Another problem, Chit feels, is the Pattaya local authority which has developed the whole Dongtan Beach area with car parks, a concrete road and mysterious open areas without any seating, shade or facilities. Not to mention the restrictions on food and drink consumption enforced by occasional police patrols or the men from the Food and Drugs Administration. “They call it progress,” claims Chit, “but the whole area has lost its sense of fun. They even chased away the manicure ladies and the beach massage boys.”

A huge hoarding describes in intimate detail what is banned.

He could be right. A recently-erected hoarding in Thai, Chinese and English describes in 38 sections the latest austere regulations. You can’t drink or possess alcoholic drinks, mustn’t join a picnic or barbeque but must wear a mask at all times, must quit the area by 8 p.m. and resist the temptation to play music or make a loud noise.

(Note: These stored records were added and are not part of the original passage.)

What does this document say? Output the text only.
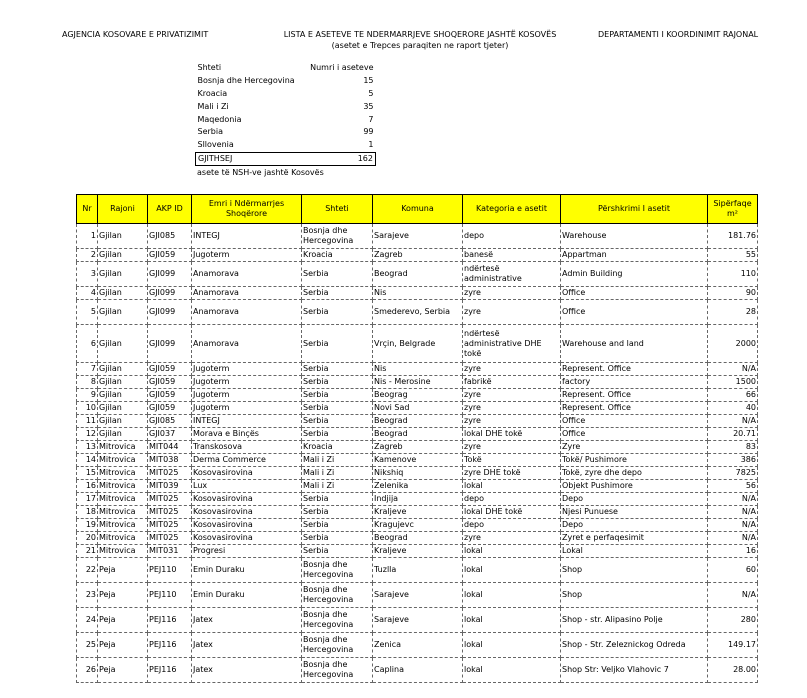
AGJENCIA KOSOVARE E PRIVATIZIMIT	LISTA E ASETEVE TE NDERMARRJEVE SHOQERORE JASHTË KOSOVËS
(asetet e Trepces paraqiten ne raport tjeter)
DEPARTAMENTI I KOORDINIMIT RAJONAL
Shteti	Numri i aseteve
Bosnja dhe Hercegovina	15
Kroacia	5
Mali i Zi	35
Maqedonia	7
Serbia	99
Sllovenia	1
GJITHSEJ	162
asete të NSH-ve jashtë Kosovës
Nr	Rajoni	AKP ID	Emri i Ndërmarrjes Shoqërore	Shteti	Komuna	Kategoria e asetit	Përshkrimi I asetit	Sipërfaqe m²
1	Gjilan	GJI085	INTEGJ	Bosnja dhe Hercegovina	Sarajeve	depo	Warehouse	181.76
2	Gjilan	GJI059	Jugoterm	Kroacia	Zagreb	banesë	Appartman	55
3	Gjilan	GJI099	Anamorava	Serbia	Beograd	ndërtesë administrative	Admin Building	110
4	Gjilan	GJI099	Anamorava	Serbia	Nis	zyre	Office	90
5	Gjilan	GJI099	Anamorava	Serbia	Smederevo, Serbia	zyre	Office	28
6	Gjilan	GJI099	Anamorava	Serbia	Vrçin, Belgrade	ndërtesë administrative DHE tokë	Warehouse and land	2000
7	Gjilan	GJI059	Jugoterm	Serbia	Nis	zyre	Represent. Office	N/A
8	Gjilan	GJI059	Jugoterm	Serbia	Nis - Merosine	fabrikë	factory	1500
9	Gjilan	GJI059	Jugoterm	Serbia	Beograg	zyre	Represent. Office	66
10	Gjilan	GJI059	Jugoterm	Serbia	Novi Sad	zyre	Represent. Office	40
11	Gjilan	GJI085	INTEGJ	Serbia	Beograd	zyre	Office	N/A
12	Gjilan	GJI037	Morava e Binçës	Serbia	Beograd	lokal DHE tokë	Office	20.71
13	Mitrovica	MIT044	Transkosova	Kroacia	Zagreb	zyre	Zyre	83
14	Mitrovica	MIT038	Derma Commerce	Mali i Zi	Kamenove	Tokë	Tokë/ Pushimore	386
15	Mitrovica	MIT025	Kosovasirovina	Mali i Zi	Nikshiq	zyre DHE tokë	Tokë, zyre dhe depo	7825
16	Mitrovica	MIT039	Lux	Mali i Zi	Zelenika	lokal	Objekt Pushimore	56
17	Mitrovica	MIT025	Kosovasirovina	Serbia	Indjija	depo	Depo	N/A
18	Mitrovica	MIT025	Kosovasirovina	Serbia	Kraljeve	lokal DHE tokë	Njesi Punuese	N/A
19	Mitrovica	MIT025	Kosovasirovina	Serbia	Kragujevc	depo	Depo	N/A
20	Mitrovica	MIT025	Kosovasirovina	Serbia	Beograd	zyre	Zyret e perfaqesimit	N/A
21	Mitrovica	MIT031	Progresi	Serbia	Kraljeve	lokal	Lokal	16
22	Peja	PEJ110	Emin Duraku	Bosnja dhe Hercegovina	Tuzlla	lokal	Shop	60
23	Peja	PEJ110	Emin Duraku	Bosnja dhe Hercegovina	Sarajeve	lokal	Shop	N/A
24	Peja	PEJ116	Jatex	Bosnja dhe Hercegovina	Sarajeve	lokal	Shop - str. Alipasino Polje	280
25	Peja	PEJ116	Jatex	Bosnja dhe Hercegovina	Zenica	lokal	Shop - Str. Zeleznickog Odreda	149.17
26	Peja	PEJ116	Jatex	Bosnja dhe Hercegovina	Caplina	lokal	Shop Str: Veljko Vlahovic 7	28.00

And so on. Nowhere in the exhaustive list does it say what you can do.



Certainly very little was going on. Two deviantly maskless Thais were playing that mysterious board game which looks like chess, but isn’t, on a table planted wobbily in the sand. An elderly Thai man was offering foot massages which he claimed were permitted as long as they took place in the open air. A lady was changing her baby’s nappy near an ice cream cart which was parked on the roadway where stalls are said to be legal.


A solo American retiree was keen to explain to all and sundry why he was not wearing the obligatory mask. “They fog up your glasses and breathing-in carbon monoxide can kill you,” he pronounced. He said he was thoroughly browned-off with Thailand and would be trying Cambodia next, apparently oblivious that Phnom Penh is in total lockdown and that all foreign tourists are strictly banned from entry.



Chit summed up the situation. “Gay people like busy places, so the scene here has collapsed.” But he produced his cell phone with all the popular gay hook-ups displayed there: Grindr, Hornet, Scruff and the rest. “I make my money these days translating messages for farang and arranging introductions,” he says. “There’s absolutely no future in beach umbrellas.”